Lì i giudei sostennero che Paolo “non doveva più vivere”, ma non fornirono nessuna prova, e Festo capì che Paolo non aveva fatto nulla che meritasse la morte. “Avevano con lui semplicemente certe dispute riguardo alla loro propria adorazione della divinità e riguardo a un certo Gesù che era morto ma che Paolo affermava essere vivo”, spiegò Festo a un altro autorevole personaggio. — Atti 25:7, 18, 19, 24, 25.
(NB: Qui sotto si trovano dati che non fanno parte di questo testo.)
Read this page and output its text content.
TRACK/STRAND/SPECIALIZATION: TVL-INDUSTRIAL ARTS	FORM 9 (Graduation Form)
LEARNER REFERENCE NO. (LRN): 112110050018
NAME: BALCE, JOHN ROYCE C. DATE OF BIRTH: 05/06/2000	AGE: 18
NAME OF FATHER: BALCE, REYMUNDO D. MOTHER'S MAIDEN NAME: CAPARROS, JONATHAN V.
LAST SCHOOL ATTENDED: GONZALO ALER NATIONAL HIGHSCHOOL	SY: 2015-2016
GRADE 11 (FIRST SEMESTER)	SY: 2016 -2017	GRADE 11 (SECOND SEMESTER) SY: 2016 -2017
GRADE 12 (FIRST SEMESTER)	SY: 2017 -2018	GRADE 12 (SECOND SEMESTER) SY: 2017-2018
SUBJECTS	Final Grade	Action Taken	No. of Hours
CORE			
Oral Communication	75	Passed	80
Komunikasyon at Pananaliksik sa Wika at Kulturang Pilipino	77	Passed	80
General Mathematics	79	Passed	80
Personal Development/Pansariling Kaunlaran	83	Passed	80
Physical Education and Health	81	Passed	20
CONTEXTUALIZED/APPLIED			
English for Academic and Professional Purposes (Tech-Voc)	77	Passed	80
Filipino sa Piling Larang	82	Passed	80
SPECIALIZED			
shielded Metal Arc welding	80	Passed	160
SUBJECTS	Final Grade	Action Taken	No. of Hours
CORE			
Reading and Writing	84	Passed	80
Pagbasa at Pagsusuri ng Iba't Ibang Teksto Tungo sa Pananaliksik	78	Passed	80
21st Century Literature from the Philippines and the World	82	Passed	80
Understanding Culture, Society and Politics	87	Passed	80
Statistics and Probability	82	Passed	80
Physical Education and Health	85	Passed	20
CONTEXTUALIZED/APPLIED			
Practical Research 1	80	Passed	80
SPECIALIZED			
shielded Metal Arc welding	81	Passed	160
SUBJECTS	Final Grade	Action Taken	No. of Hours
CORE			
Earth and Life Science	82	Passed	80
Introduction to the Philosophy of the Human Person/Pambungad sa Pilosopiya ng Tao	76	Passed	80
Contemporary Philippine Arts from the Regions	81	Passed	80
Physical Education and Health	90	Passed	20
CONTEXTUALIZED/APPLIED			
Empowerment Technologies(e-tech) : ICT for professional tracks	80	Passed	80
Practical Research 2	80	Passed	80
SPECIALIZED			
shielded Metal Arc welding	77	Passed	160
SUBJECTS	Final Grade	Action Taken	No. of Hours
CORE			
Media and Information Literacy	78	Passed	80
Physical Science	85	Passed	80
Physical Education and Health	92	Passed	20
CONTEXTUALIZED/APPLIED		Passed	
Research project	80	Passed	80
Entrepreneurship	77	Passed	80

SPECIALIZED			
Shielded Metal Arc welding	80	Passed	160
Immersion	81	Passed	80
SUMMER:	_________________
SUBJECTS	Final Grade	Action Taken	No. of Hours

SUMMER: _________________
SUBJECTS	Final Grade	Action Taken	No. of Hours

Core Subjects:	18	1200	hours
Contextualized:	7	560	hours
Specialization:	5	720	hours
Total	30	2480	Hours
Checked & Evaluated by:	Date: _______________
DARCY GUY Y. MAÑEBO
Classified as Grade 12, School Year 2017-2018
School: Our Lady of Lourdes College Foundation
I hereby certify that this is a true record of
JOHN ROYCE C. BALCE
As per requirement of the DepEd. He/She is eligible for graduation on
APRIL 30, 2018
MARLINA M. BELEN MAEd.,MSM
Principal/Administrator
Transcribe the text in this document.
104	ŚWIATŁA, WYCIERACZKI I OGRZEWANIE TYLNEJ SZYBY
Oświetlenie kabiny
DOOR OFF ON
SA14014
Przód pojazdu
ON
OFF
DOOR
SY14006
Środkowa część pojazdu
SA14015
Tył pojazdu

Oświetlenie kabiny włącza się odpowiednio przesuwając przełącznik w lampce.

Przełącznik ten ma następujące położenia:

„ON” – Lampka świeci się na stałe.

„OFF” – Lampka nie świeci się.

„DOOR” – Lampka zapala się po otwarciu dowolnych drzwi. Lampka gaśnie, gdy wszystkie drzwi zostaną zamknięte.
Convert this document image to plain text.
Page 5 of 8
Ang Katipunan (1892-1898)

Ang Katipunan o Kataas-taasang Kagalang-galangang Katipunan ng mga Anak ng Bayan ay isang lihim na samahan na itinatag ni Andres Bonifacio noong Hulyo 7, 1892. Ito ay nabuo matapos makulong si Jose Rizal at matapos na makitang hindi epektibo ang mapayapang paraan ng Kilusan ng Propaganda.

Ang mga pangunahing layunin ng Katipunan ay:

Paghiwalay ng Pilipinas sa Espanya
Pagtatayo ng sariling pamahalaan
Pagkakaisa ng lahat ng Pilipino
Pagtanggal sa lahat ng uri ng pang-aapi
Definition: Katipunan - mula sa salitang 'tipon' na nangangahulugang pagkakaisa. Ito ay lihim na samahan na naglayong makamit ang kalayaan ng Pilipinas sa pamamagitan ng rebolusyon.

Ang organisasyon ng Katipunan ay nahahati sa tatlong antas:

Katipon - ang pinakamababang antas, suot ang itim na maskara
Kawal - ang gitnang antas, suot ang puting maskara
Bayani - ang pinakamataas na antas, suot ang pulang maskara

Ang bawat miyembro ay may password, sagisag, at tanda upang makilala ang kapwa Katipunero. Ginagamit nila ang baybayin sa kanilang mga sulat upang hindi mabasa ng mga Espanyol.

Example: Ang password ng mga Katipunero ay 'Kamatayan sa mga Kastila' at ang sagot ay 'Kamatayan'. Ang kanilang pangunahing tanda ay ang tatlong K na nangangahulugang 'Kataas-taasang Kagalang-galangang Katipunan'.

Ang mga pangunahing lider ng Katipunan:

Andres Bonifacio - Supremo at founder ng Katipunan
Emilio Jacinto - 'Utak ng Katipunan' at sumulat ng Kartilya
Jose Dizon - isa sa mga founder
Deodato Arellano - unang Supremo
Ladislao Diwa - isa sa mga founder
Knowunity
Paolo era chiaramente innocente da qualunque accusa di natura politica, ma probabilmente i giudei asserivano che solo la loro corte era competente in materia di dispute religiose. Paolo sarebbe andato a Gerusalemme per essere giudicato su queste questioni? Festo gli chiese se era disposto a farlo, ma la proposta era fuori luogo. Rimandare Paolo a Gerusalemme, dove sarebbe stato giudicato dai suoi accusatori, significava consegnarlo nelle mani dei giudei. “Sto davanti al tribunale di Cesare, dove devo essere giudicato”, disse Paolo. “Non ho fatto nulla di male ai giudei . . . Nessuno mi può consegnare loro per favore. Mi appello a Cesare!” — Atti 25:10, 11, 20.
Quando un cittadino romano pronunciava questa frase, la giurisdizione provinciale veniva automaticamente meno. Il suo diritto di appello (provocatio) era “reale, completo ed efficace”. Così, dopo essersi consultato con i consiglieri sulla procedura, Festo dichiarò: “Ti sei appellato a Cesare; a Cesare andrai”. — Atti 25:12.
Festo fu lieto di liberarsi di Paolo. Come ammise alcuni giorni dopo parlando con Erode Agrippa II, il caso lo lasciava perplesso. Festo doveva scrivere all’imperatore una relazione sul caso, ma le accuse vertevano su aspetti complessi della legge giudaica per lui incomprensibili. Agrippa, invece, era un esperto in materia, per cui non appena mostrò interesse per la questione, Festo gli chiese se poteva aiutarlo a scrivere la lettera. Non riuscendo a capire ciò che Paolo espose poi ad Agrippa, Festo esclamò: “Tu divieni pazzo, Paolo! Il gran sapere ti conduce alla pazzia!” Ma Agrippa comprese perfettamente. “In breve tempo mi persuaderesti a divenire cristiano”, disse. Qualunque cosa pensassero del ragionamento di Paolo, Festo e Agrippa convennero che Paolo era innocente e che avrebbe potuto essere liberato se non si fosse appellato a Cesare. — Atti 25:13-27; 26:24-32.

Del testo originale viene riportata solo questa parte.